I'm a bad, bad, blogger.
Summer has me in a bit of a time warp. We've been so busy, time slips by, and before I know it, I've gone a week without writing anything.
Not that you've missed me.
I've been wanting to try making a fabric flower out of scrap fabrics. I finally tried it while the kids snacked on sugary cereal and watched television.
You do what you gotta do.
I made the flower to match a little polka dot skirt that I had scraps from. It looks like a really huge corsage in this picture. It's more balanced out when you can see all of her head.
I'm not sure what emotion this is.
Angry at me for taking her picture without brushing her hair or insisting on shoes?
Earlier in the day...
What are these guys looking at?
This little guy.
My dad is a big gardener.He has trouble with critters sneaking in and eating all his veggies. If they made a deer sized cage, he would have one. Almost every morning the kids want to know if grandaddy had anything in a trap. If he does, we have to go take a look.

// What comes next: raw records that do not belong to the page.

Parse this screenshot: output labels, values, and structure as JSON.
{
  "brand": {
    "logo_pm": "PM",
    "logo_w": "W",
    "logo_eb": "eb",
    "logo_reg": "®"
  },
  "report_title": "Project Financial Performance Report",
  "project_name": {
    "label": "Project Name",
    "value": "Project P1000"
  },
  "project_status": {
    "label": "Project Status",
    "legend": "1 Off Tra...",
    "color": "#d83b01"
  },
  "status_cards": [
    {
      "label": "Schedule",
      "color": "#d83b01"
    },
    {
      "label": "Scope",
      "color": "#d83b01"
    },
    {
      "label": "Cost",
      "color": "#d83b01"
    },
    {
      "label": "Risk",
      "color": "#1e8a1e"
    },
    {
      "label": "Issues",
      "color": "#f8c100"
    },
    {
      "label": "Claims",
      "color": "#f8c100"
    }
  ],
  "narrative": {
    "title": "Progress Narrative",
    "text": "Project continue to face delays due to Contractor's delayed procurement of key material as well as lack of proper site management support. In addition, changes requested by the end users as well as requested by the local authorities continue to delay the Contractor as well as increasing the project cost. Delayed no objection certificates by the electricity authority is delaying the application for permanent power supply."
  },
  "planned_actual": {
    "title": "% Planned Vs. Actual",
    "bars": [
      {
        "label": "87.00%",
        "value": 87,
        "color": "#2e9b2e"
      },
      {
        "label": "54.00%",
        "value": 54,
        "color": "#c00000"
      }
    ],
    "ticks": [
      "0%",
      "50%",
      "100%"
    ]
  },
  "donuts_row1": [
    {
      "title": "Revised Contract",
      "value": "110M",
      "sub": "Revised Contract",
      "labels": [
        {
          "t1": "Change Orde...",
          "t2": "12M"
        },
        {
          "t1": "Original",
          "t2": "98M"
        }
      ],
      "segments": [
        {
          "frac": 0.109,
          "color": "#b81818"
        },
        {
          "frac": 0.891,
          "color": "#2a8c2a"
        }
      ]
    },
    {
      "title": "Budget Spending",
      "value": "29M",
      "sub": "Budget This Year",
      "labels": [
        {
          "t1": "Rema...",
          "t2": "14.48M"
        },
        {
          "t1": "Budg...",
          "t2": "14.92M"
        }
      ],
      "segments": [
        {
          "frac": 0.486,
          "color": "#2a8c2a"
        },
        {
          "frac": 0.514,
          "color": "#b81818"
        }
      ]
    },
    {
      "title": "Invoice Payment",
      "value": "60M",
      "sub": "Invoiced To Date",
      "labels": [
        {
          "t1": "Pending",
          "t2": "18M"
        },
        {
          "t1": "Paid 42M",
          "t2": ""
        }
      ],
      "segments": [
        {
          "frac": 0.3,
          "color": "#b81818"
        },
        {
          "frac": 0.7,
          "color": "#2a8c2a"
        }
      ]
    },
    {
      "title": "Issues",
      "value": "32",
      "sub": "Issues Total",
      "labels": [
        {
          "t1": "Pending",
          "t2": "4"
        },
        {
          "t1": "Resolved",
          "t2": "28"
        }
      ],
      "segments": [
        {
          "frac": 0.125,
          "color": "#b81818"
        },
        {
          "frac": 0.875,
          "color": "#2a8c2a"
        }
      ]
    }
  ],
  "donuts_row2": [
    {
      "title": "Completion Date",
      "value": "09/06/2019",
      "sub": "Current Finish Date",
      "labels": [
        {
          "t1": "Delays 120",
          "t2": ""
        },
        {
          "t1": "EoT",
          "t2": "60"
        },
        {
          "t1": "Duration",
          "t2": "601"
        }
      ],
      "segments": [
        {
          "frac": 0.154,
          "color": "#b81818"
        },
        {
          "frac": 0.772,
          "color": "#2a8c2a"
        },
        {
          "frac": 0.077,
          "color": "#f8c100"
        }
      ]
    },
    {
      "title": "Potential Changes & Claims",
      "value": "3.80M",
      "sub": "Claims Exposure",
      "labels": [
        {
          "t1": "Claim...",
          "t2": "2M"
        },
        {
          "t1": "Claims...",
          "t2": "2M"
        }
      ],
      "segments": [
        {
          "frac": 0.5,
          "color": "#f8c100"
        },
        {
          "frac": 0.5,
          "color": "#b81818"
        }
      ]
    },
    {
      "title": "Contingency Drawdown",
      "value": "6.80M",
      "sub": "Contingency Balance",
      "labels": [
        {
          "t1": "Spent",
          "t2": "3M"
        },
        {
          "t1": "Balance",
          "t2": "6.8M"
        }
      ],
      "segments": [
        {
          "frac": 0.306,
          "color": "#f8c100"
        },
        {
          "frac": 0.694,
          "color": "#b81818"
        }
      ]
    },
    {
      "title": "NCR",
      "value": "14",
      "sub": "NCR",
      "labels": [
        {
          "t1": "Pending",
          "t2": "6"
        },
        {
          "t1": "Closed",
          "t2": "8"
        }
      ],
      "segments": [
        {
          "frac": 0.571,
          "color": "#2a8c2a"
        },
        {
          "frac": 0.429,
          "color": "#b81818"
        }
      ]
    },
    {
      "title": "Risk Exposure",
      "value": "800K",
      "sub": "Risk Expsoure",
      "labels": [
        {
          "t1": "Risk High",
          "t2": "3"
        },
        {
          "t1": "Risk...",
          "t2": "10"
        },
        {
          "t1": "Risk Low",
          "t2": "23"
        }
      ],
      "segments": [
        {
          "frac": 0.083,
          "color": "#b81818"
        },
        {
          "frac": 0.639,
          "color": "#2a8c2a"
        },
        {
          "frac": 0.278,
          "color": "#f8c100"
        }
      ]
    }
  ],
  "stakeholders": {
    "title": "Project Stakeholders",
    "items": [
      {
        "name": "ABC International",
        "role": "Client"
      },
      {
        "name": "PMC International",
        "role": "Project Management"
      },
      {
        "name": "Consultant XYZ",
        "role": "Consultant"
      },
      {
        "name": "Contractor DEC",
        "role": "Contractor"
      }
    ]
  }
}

While trying to satisfy the midnight munchies - this racoon was lured into one of the traps.
Before you get all excited and call PETA, let me say he takes all critters to the nearby lake, and releases them.
Even possums. (opossums??)
Well, with the exception of skunks - but I won't get into that.
I let each of the kids take a carrot to feed the racoon.
Lilly got greedy.
The new baby calf.
For some reason, the momma cow (or, as my dad ikes to say, heffer), refuses to nurse her baby. My cousin and her grandaughter came to give him a bottle. A BIG bottle.
All of this critter interaction takes place down the street from Nashville International Airport.
I love Nashville.
I snapped this picture of Baker, my shirtless wonder, because I love his curls, and I'm about to get him a haircut. It's cute dry , but when it's wet at the pool, he's sporting a serious mullet. Jackson won't stop saying "business in the front, party in the back", and I'm afraid he's going to catch on to the joke.
And, finally, I spotted this advertisement in my Atlanta market guide.
How lazy do you have to be to wear your wine around your neck?
The phone number is clearly visible, and you can order one if you too hate to use your hands while drinking.